The totora is a reed that grows in some areas of Lake Titicaca. This plant is the raw material that the Uros people use to build the floating islands where they live. These islands are built by superimposing layers of cattails on the water to form floating bases. These rushes rot over time, so the inhabitants of the Uros must add more layers periodically. We made the first stop at the Wily River Island. It was a very short visit, since you have to pay entrance in the islands and our boatman was not for the work.

We were only there for about fifteen minutes, but it was enough to notice with each step how uneven the soil is that make up the millions of cattail branches that must be there. You have to be careful not to screw up, literally stepping on a piece of rotten soil and ending with a sunken leg in the middle of the lake. The inhabitants of the islands use the totora for everything: to make the floor of the islands, for the houses, for the boats and for the countless souvenirs They sell to tourists.

Lake Titicaca is the highest navigable lake in the world and perhaps that's why we notice such strong temperature contrasts during the crossing. If I was under the roof of the boat, I was cold and, if I went outside, the heat burned me. Now I'm cold, now I'm hot, so during the four hours of travel.

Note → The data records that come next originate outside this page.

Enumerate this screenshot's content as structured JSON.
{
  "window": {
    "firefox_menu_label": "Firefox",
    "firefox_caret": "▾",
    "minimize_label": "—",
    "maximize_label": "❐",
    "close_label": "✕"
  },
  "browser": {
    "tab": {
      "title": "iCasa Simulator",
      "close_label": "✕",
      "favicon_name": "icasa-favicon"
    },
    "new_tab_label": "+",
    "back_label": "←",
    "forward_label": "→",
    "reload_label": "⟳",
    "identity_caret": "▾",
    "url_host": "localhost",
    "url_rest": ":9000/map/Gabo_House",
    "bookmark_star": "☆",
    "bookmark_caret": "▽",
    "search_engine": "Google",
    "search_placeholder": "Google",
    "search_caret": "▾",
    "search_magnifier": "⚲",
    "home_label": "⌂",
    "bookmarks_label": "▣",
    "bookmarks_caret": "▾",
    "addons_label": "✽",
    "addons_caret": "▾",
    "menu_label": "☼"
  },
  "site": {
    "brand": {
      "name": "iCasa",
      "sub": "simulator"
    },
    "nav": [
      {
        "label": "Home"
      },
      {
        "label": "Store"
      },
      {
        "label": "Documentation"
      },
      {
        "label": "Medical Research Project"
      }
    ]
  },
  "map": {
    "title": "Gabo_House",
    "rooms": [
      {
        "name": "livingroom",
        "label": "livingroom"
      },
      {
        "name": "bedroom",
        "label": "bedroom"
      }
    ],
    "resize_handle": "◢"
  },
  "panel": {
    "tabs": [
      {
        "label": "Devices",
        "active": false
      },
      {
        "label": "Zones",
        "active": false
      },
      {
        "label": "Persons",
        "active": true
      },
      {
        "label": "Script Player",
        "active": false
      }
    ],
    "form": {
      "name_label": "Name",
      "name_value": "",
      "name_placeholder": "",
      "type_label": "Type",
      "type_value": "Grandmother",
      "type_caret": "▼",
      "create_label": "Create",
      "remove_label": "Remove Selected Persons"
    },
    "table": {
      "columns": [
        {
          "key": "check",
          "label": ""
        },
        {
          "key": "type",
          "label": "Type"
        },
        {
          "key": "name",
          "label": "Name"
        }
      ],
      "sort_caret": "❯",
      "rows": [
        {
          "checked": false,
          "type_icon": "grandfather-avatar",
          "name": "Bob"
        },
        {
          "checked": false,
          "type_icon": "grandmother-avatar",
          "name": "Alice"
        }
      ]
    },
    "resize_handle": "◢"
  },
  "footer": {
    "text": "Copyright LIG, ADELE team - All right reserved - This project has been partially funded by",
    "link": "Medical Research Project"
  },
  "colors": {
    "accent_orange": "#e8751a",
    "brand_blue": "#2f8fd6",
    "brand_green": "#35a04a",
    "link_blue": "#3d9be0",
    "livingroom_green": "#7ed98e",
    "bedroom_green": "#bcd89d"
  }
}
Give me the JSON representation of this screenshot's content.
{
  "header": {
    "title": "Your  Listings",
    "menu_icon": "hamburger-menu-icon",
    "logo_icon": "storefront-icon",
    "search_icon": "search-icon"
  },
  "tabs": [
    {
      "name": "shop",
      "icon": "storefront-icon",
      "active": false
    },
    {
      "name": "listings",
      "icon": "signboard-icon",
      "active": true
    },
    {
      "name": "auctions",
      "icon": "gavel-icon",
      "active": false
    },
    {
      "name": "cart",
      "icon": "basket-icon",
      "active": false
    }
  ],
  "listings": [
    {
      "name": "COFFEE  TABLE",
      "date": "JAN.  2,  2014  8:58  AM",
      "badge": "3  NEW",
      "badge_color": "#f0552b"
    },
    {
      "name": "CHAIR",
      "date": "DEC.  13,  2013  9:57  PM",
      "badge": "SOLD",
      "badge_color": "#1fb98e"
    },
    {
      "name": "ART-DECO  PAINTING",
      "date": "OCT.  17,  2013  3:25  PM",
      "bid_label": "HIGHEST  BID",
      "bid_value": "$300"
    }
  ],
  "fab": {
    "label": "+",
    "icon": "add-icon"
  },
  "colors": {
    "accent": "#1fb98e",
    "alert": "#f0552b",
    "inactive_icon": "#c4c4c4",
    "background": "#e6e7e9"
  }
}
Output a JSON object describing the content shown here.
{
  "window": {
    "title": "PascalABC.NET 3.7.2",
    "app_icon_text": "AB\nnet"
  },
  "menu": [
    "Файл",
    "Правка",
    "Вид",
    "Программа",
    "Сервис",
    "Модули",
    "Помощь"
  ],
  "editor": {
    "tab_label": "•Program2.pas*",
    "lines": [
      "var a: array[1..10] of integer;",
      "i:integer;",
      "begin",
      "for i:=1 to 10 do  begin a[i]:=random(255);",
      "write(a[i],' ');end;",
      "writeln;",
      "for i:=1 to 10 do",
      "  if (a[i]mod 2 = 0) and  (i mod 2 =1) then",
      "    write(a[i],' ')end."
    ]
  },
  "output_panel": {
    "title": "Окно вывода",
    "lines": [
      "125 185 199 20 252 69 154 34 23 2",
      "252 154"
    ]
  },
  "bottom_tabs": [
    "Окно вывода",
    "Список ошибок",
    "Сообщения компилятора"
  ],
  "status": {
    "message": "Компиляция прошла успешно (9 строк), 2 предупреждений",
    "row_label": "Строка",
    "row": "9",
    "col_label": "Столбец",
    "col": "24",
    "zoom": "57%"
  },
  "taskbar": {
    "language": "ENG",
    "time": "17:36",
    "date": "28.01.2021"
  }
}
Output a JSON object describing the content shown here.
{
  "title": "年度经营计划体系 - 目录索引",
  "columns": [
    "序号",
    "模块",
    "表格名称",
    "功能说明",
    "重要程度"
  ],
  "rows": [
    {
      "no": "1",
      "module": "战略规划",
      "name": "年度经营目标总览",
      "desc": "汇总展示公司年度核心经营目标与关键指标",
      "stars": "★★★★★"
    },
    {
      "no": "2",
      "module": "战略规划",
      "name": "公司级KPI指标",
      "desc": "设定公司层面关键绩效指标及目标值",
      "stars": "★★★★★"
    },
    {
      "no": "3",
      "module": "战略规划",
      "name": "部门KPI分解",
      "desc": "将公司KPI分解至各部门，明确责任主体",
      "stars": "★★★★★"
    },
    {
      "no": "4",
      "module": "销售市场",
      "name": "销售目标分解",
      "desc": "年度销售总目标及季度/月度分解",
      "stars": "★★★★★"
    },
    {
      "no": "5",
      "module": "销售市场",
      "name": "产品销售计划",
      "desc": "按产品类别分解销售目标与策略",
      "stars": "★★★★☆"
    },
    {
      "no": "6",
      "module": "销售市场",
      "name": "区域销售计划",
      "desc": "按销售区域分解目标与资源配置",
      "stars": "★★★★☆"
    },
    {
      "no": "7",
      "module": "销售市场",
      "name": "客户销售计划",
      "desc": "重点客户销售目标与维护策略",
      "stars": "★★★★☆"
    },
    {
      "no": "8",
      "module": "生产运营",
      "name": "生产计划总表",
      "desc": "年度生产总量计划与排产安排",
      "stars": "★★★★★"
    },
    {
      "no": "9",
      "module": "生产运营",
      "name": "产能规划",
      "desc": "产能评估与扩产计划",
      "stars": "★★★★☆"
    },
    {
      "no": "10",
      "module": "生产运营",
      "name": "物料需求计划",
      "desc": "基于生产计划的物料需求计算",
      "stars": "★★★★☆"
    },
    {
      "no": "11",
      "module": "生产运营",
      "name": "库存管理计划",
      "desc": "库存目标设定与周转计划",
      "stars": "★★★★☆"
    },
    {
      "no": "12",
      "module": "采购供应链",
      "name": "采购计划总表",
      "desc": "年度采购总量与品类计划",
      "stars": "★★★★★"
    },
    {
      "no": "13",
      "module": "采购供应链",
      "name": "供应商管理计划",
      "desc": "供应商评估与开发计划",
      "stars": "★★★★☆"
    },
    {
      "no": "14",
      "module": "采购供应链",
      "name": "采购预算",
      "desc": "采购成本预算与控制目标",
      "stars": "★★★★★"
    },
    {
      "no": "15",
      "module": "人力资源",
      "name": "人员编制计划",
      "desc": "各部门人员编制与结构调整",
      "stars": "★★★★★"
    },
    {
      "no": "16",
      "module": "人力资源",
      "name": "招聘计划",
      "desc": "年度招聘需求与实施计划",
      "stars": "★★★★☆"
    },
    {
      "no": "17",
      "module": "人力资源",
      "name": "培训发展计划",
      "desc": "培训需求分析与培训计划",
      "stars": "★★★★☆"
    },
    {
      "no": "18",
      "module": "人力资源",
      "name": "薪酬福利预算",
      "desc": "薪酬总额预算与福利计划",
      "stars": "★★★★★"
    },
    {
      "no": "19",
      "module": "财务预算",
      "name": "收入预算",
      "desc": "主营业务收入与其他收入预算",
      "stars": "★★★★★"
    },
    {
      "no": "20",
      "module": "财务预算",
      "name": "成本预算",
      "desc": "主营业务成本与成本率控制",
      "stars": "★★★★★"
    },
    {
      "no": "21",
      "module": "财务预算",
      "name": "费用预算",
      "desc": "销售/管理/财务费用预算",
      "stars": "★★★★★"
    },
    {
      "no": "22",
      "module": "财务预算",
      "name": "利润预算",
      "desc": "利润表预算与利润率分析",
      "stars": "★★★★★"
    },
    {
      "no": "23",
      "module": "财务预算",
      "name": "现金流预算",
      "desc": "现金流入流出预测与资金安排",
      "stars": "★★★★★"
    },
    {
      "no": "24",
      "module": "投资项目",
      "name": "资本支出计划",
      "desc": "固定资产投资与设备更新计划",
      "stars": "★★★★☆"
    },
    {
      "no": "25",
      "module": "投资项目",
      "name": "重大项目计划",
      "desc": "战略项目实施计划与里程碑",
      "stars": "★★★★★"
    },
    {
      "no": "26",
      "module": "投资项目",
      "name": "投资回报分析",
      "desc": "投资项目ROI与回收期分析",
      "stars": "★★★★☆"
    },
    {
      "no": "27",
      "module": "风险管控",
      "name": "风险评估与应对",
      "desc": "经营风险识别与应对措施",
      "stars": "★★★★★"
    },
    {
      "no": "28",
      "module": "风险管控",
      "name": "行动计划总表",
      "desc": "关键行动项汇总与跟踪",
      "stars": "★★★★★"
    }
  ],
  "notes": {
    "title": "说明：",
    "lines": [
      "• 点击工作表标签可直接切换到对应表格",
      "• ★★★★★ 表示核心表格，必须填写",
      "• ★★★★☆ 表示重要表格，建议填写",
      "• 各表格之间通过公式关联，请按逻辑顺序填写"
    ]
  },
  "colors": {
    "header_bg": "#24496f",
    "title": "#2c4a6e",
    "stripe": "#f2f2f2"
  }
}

Fernando, the photographer who accompanied us during our day at Machu PicchuHe explained that he had already made the excursion to Amantaní and, upon arriving on land, some islanders received him dressed in traditional costumes to honor his visit with some typical Amantaní dances. On the other hand, when we arrived on the island, a man of the town was at the pier with a bundle of tickets in hand to charge us the 5 pesos worth entering the island.